2. Wer meldet den Konflikt?

Aus unserer Praxiserfahrung können wir feststellen, dass öfter „Einheimische“ einen Konflikt melden, insbesondere wollen sie sich über „Ausländer“ beschweren. Der Zugang zu den sozialen  Ämtern und Beschwerdestellen fällt einem/r deutschen Beschwerdeführer/in wohl leichter. Oft haben Migranten/innen Probleme, schon bei relativ einfachen Angelegenheiten mit den Ämtern zurecht zu kommen. Auffallend ist, dass v.a. ältere „deutsche“ Frauen eine Konfliktmeldung über ihre "ausländischen" Nachbarn machen. Wir vermuten, dass die Gestaltung sozialer Beziehungen als innerfamiliäre Aufgabe den Frauen obliegt. Auf den möglichen Widerspruch, dass „die Ausländer“ vielleicht schon den deutschen Pass besitzen und somit auch zu den „Einheimischen“ gehören, weisen wir an dieser Stelle hin. Es findet also meist schon a priori eine nicht näher hinterfragte Fremd- bzw. Selbstethnisierung statt.

 

3. Wie finden wir Zugang zur zweiten Konfliktpartei?

Nach einer Mediationsanfrage scheitern manche Fälle am Zugang zur zweiten Konfliktpartei, da diese nicht antwortet oder bewusst blockiert. Nur wenige Institutionen haben einen niedrigschwelligen Zugang und haben sich bewusst für Migrantinnen und Migranten geöffnet. Bei der Konzipierung des "Nürnberger Netzwerkes für interkulturelle Mediation" sind wir daher von der Grundannahme ausgegangen, dass mindestens die Hälfte der auszubildenden Mediatoren/innen selbst Migranten/innen sein sollte, um die soziokulturelle Nähe und den Zugang zu den Menschen mit Migrationshintergrund zu ermöglichen und die Sprachbarrieren zu vermindern. Für die Mediation wird jeweils ein Tandem gebildet. Obgleich nicht alle Sprachen und kulturellen Orientierungen bedient werden können, ist die Tatsache, dass ein/e Mediator/in innerhalb des Tandems selbst Migrationshintergrund hat, ein Zeichen öffentlicher Wertschätzung.
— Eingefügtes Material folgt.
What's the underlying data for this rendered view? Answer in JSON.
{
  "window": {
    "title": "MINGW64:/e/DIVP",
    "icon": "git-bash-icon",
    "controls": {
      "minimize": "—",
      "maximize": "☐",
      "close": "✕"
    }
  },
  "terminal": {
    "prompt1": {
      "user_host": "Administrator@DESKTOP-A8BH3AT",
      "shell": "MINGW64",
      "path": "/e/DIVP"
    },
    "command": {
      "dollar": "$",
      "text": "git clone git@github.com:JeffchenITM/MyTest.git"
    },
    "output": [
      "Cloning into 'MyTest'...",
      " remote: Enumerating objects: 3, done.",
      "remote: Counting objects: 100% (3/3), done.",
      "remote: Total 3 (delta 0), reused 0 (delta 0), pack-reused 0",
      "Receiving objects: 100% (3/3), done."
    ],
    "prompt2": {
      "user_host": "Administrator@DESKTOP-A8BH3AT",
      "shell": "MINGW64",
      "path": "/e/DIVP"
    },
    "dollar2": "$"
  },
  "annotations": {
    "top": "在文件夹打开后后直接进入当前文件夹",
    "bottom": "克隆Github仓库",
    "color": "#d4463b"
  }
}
Der Zugang wird auch für Migranten/innen erleichtert, da sie eine soziale Nähe zu dem/r Mediator/in nichtdeutscher Herkunft fühlen. Dadurch wird auch der Zugang zu einer Konfliktpartei ausländischer Herkunft leichter und es kann auch der Beginn eines "Empowerment"-Prozesses für den/die Migranten/in sein. Wir raten davon ab, zu viele Briefe zu schreiben, wichtiger ist der persönliche Kontakt. Es kann auch durchaus sinnvoll sein, zunächst mit vertrauensbildenden Maßnahmen, d.h. mit einer Pendelmediation zu beginnen. Wir haben sogar die Erfahrung gemacht, dass diese Pendelmediation in vielen Fällen unabdingbar und oft der eigentliche Schlüssel zu einer erfolgreichen Mediation ist. Insbesondere in Migrantenfamilien mit konservativ-traditionellem Hintergrund (aber nicht nur dort) ist die Frage des „Gesicht bewahren“ eine nicht zu unterschätzende Haltung.

 

4. Gibt es a priori ein Machtgefälle zwischen den Beteiligten?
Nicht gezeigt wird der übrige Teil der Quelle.